Vicomte de Charny, XIXe siècle, homme de lettres, historien amateur.
L’homme de
lettres signe « vicomte de Charny ». On apprend par les lettres qu’il ne vit
pas château de Villeneuve mais à Marquion (Nord Pas-de-Calais). Notons qu’un « vicomte
de Charny » a publié en 1860 dans la Revue de Toulouse et du Midi de la
France un texte intitulé : La Lettre anonyme. Dans quelques recueils
imprimés d’époque, car il signe également des poésies sa signature est suivie
de « K. de R. ». Serait-ce alors un pseudonyme ?

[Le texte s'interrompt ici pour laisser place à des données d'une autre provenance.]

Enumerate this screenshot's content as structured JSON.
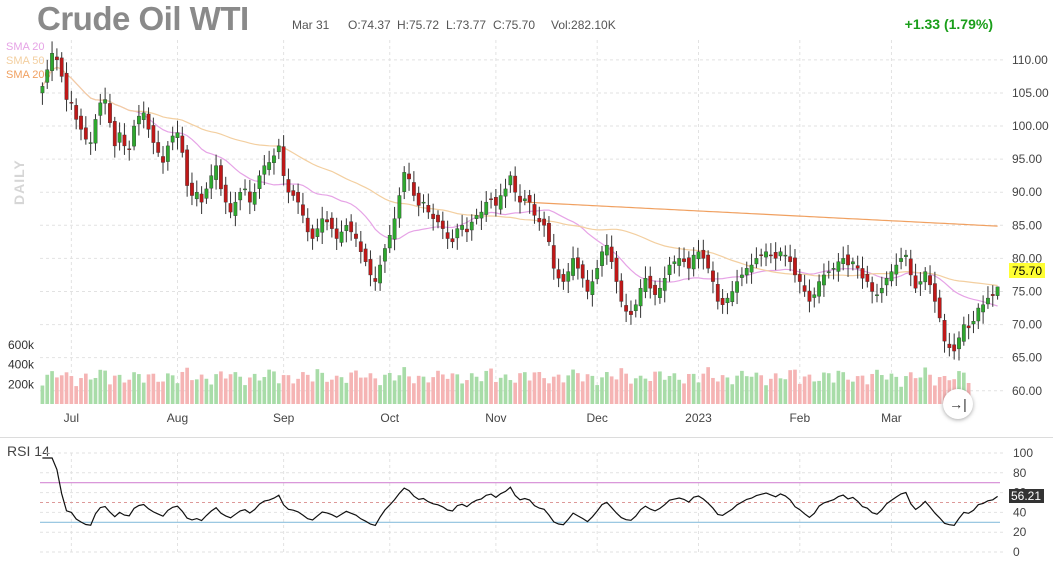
{
  "header": {
    "title": "Crude Oil WTI",
    "date": "Mar 31",
    "open": "O:74.37",
    "high": "H:75.72",
    "low": "L:73.77",
    "close": "C:75.70",
    "volume": "Vol:282.10K",
    "change": "+1.33 (1.79%)"
  },
  "legend": {
    "sma20": "SMA 20",
    "sma50": "SMA 50",
    "sma200": "SMA 200",
    "colors": {
      "sma20": "#e6a3e6",
      "sma50": "#f3cfa0",
      "sma200": "#f0a060"
    }
  },
  "side_label": "DAILY",
  "price_badge": "75.70",
  "rsi_badge": "56.21",
  "rsi_title": "RSI 14",
  "colors": {
    "up": "#2ea82e",
    "down": "#c01818",
    "vol_up": "#a8dca8",
    "vol_down": "#f5b4b4",
    "rsi_line": "#111111",
    "rsi_upper": "#d58ad5",
    "rsi_lower": "#8ec1de"
  },
  "go_end_icon": "→|",
  "chart_data": [
    {
      "type": "candlestick",
      "title": "Crude Oil WTI",
      "x_tick_labels": [
        "Jul",
        "Aug",
        "Sep",
        "Oct",
        "Nov",
        "Dec",
        "2023",
        "Feb",
        "Mar"
      ],
      "x_tick_index": [
        6,
        28,
        50,
        72,
        94,
        115,
        136,
        157,
        176
      ],
      "y_ticks": [
        60,
        65,
        70,
        75,
        80,
        85,
        90,
        95,
        100,
        105,
        110
      ],
      "y_tick_labels": [
        "60.00",
        "65.00",
        "70.00",
        "75.00",
        "80.00",
        "85.00",
        "90.00",
        "95.00",
        "100.00",
        "105.00",
        "110.00"
      ],
      "ylim": [
        58,
        113
      ],
      "close": [
        106.0,
        108.5,
        111.0,
        110.0,
        107.5,
        104.0,
        103.5,
        101.0,
        99.5,
        98.0,
        97.5,
        101.0,
        103.5,
        104.0,
        100.5,
        97.0,
        99.0,
        97.0,
        96.5,
        100.0,
        101.5,
        102.0,
        99.5,
        97.5,
        96.0,
        94.5,
        97.0,
        98.5,
        99.0,
        96.0,
        91.0,
        89.5,
        90.0,
        88.5,
        90.5,
        92.5,
        94.0,
        90.5,
        88.5,
        87.0,
        88.5,
        90.0,
        90.5,
        88.5,
        90.0,
        92.5,
        94.0,
        94.5,
        95.5,
        97.0,
        92.5,
        90.0,
        89.5,
        88.5,
        86.5,
        84.0,
        83.0,
        84.5,
        86.0,
        85.5,
        84.5,
        83.0,
        84.0,
        85.0,
        84.0,
        83.0,
        81.0,
        79.5,
        77.5,
        76.5,
        79.0,
        81.5,
        83.5,
        86.0,
        89.5,
        93.0,
        92.0,
        89.5,
        88.0,
        88.5,
        87.0,
        86.0,
        85.5,
        84.5,
        83.0,
        82.5,
        84.5,
        85.0,
        84.0,
        85.5,
        86.5,
        87.0,
        88.5,
        89.0,
        88.0,
        89.5,
        90.5,
        92.5,
        90.0,
        88.5,
        89.0,
        88.5,
        86.5,
        85.5,
        85.0,
        82.5,
        78.5,
        77.0,
        76.5,
        78.0,
        80.0,
        78.5,
        77.0,
        75.0,
        76.5,
        78.5,
        81.0,
        82.0,
        79.5,
        76.5,
        73.5,
        72.0,
        71.5,
        73.0,
        75.5,
        77.0,
        75.5,
        74.5,
        75.5,
        77.0,
        79.0,
        79.5,
        80.0,
        79.5,
        78.5,
        80.5,
        81.0,
        80.0,
        78.5,
        76.5,
        73.5,
        73.0,
        74.0,
        75.0,
        76.5,
        77.5,
        78.5,
        79.0,
        80.0,
        80.5,
        81.0,
        80.5,
        80.0,
        81.0,
        80.5,
        79.5,
        77.5,
        76.5,
        75.0,
        73.5,
        74.5,
        76.5,
        77.5,
        78.0,
        78.5,
        79.5,
        80.0,
        79.0,
        79.5,
        78.5,
        77.0,
        76.5,
        75.0,
        74.5,
        75.5,
        77.0,
        78.0,
        79.0,
        80.0,
        80.5,
        77.5,
        75.5,
        76.5,
        78.0,
        76.0,
        73.5,
        71.0,
        67.5,
        66.5,
        66.0,
        68.0,
        70.0,
        69.5,
        70.5,
        72.5,
        73.0,
        74.0,
        74.37,
        75.7
      ],
      "volume_ticks": [
        "200k",
        "400k",
        "600k"
      ],
      "volume_ylim": [
        0,
        650000
      ],
      "volume_approx_k": [
        250,
        260,
        270,
        280,
        300,
        260,
        250,
        240,
        230,
        250,
        260,
        270,
        280,
        300,
        260,
        250,
        240,
        230,
        250,
        260,
        270,
        280,
        260,
        250,
        240,
        230,
        250,
        260,
        270,
        280,
        300,
        260,
        250,
        240,
        230,
        250,
        260,
        270,
        280,
        300,
        260,
        250,
        240,
        230,
        250,
        260,
        270,
        280,
        300,
        260,
        250,
        240,
        230,
        250,
        260,
        270,
        280,
        300,
        260,
        250,
        240,
        230,
        250,
        260,
        270,
        280,
        300,
        260,
        250,
        240,
        230,
        250,
        260,
        270,
        280,
        300,
        260,
        250,
        240,
        230,
        250,
        260,
        270,
        280,
        300,
        260,
        250,
        240,
        230,
        250,
        260,
        270,
        280,
        300,
        260,
        250,
        240,
        230,
        250,
        260,
        270,
        280,
        300,
        260,
        250,
        240,
        230,
        250,
        260,
        270,
        280,
        300,
        260,
        250,
        240,
        230,
        250,
        260,
        270,
        280,
        300,
        260,
        250,
        240,
        230,
        250,
        260,
        270,
        280,
        300,
        260,
        250,
        240,
        230,
        250,
        260,
        270,
        280,
        300,
        260,
        250,
        240,
        230,
        250,
        260,
        270,
        280,
        300,
        260,
        250,
        240,
        230,
        250,
        260,
        270,
        280,
        300,
        260,
        250,
        240,
        230,
        250,
        260,
        270,
        280,
        300,
        260,
        250,
        240,
        230,
        250,
        260,
        270,
        280,
        300,
        260,
        250,
        240,
        230,
        250,
        260,
        270,
        280,
        300,
        260,
        250,
        240,
        230,
        250,
        260,
        270,
        280,
        282.1
      ]
    },
    {
      "type": "line",
      "title": "RSI 14",
      "y_ticks": [
        0,
        20,
        40,
        60,
        80,
        100
      ],
      "y_tick_labels": [
        "0",
        "20",
        "40",
        "60",
        "80",
        "100"
      ],
      "ylim": [
        0,
        100
      ],
      "upper_band": 70,
      "lower_band": 30,
      "last_value": 56.21
    }
  ]
}
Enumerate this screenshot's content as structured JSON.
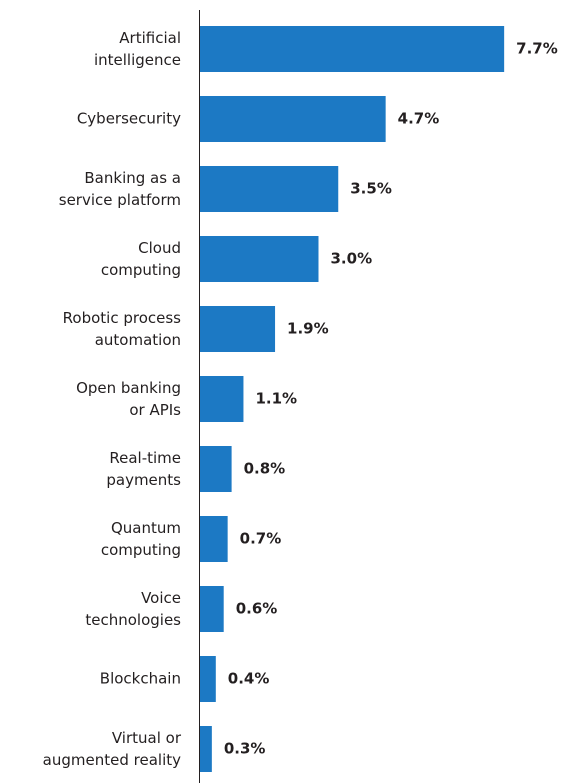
{
  "chart_data": {
    "type": "bar",
    "orientation": "horizontal",
    "categories": [
      "Artificial intelligence",
      "Cybersecurity",
      "Banking as a service platform",
      "Cloud computing",
      "Robotic process automation",
      "Open banking or APIs",
      "Real-time payments",
      "Quantum computing",
      "Voice technologies",
      "Blockchain",
      "Virtual or augmented reality"
    ],
    "values": [
      7.7,
      4.7,
      3.5,
      3.0,
      1.9,
      1.1,
      0.8,
      0.7,
      0.6,
      0.4,
      0.3
    ],
    "value_labels": [
      "7.7%",
      "4.7%",
      "3.5%",
      "3.0%",
      "1.9%",
      "1.1%",
      "0.8%",
      "0.7%",
      "0.6%",
      "0.4%",
      "0.3%"
    ],
    "color": "#1c79c4"
  }
}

6 lettres autographes signées (2 lettres in-12 et 4 lettres in-8, 18 p.) et 2
manuscrits autographes signées (Une découverte artistique (5 p.
in-8) et Une découverte historique. Une fable de Napoléon. Avec des notes
par le vicomte de Charny (17 p. in-8), le tout adressé au bibliothécaire et
archiviste Louis PARIS (1802-1887), directeur la revue le Cabinet
historique. 1855.
1) Dans les
courriers dans lesquels le « vicomte de Charny » nomme Louis
Paris « le sieur bibliophile », « le savant
bibliophile », « l’habile écrivain », on hésite entre la
volonté de cette personne de s’inscrire à tout prix dans les lettres
historiques et peut-être un certain sens de l’enjolivement. Très intéressé par
la revue du Cabinet historique, il ne tarit pas d’éloges sur le projet.
2) Les deux
manuscrits ont sans doute été envoyés à Louis Paris en tant qu’article à
publier.
« La fable de Napoléon » en 1782 écrite à 13
ans est déjà bien connue à son époque.
« César, chien d'arrêt renommé,
Mais trop enflé de son mérite
Tenait arrêté dans son gîte
Un malheureux lapin, de peur inanimé (…) »
Le vicomte
de Charny l’interprète abondamment.
« Une découverte artistique »
Le texte du
vicomte de Charny ne parut pas dans la revue du Cabinet historique mais
dans la Tribune artistique et littéraire du Midi, revue mensuelle
publiée sous les auspices de la Société artistique des Bouches-du-Rhône,
directeur : Chaumelin, 1857.
« Nous sommes heureux aujourd’hui de pouvoir révéler aux lecteurs du
Cabinet historique une collection de chefs d’œuvre là où l’on s’attendait le
moins à la rencontrer… c’est-à-dire aux portes d’une cité éminemment artistique
qui les a ignorées ou méconnus… aux portes d’Orléans », chez un certain Antoine
Auvray. Il détaille ce qu’il a vu chez ce monsieur :
1) un
tableau de Rubens représentant Saint-Christophe passant le gué. Il le décrit.
2) La
Vierge à la pomme, « chef d’œuvre de l’école italienne » avec dédicace, œuvre
qu’il attribue à Léonard de Vinci.
3) Un
dessin de Michel-Ange représentant la Sainte-Famille.
4) Un
paysage de Jean-André Both.
5) Le
Christ et le centenier.
6) deux
œuvres de Watteau, l’un un dessin Comédie italienne, l’autre représente la
toilette d’une grande dame par une négresse.
7) Une
étude de Paul Poller. « Ce tableau provient de la magnifique collection du duc
de Choiseul-Praslin.
8) Un
paysage avec un grand chemin, une toile de Nicolas Poussin.
Il y a 17
numéros…
Antoine Auvray fut un antiquaire et collectionneur d’art originaire d’Orléans. Il
vendit en 1879 un tableau au musée de Versailles censé représenter Jeanne d’Arc
ce qui fut contredit par des historiens.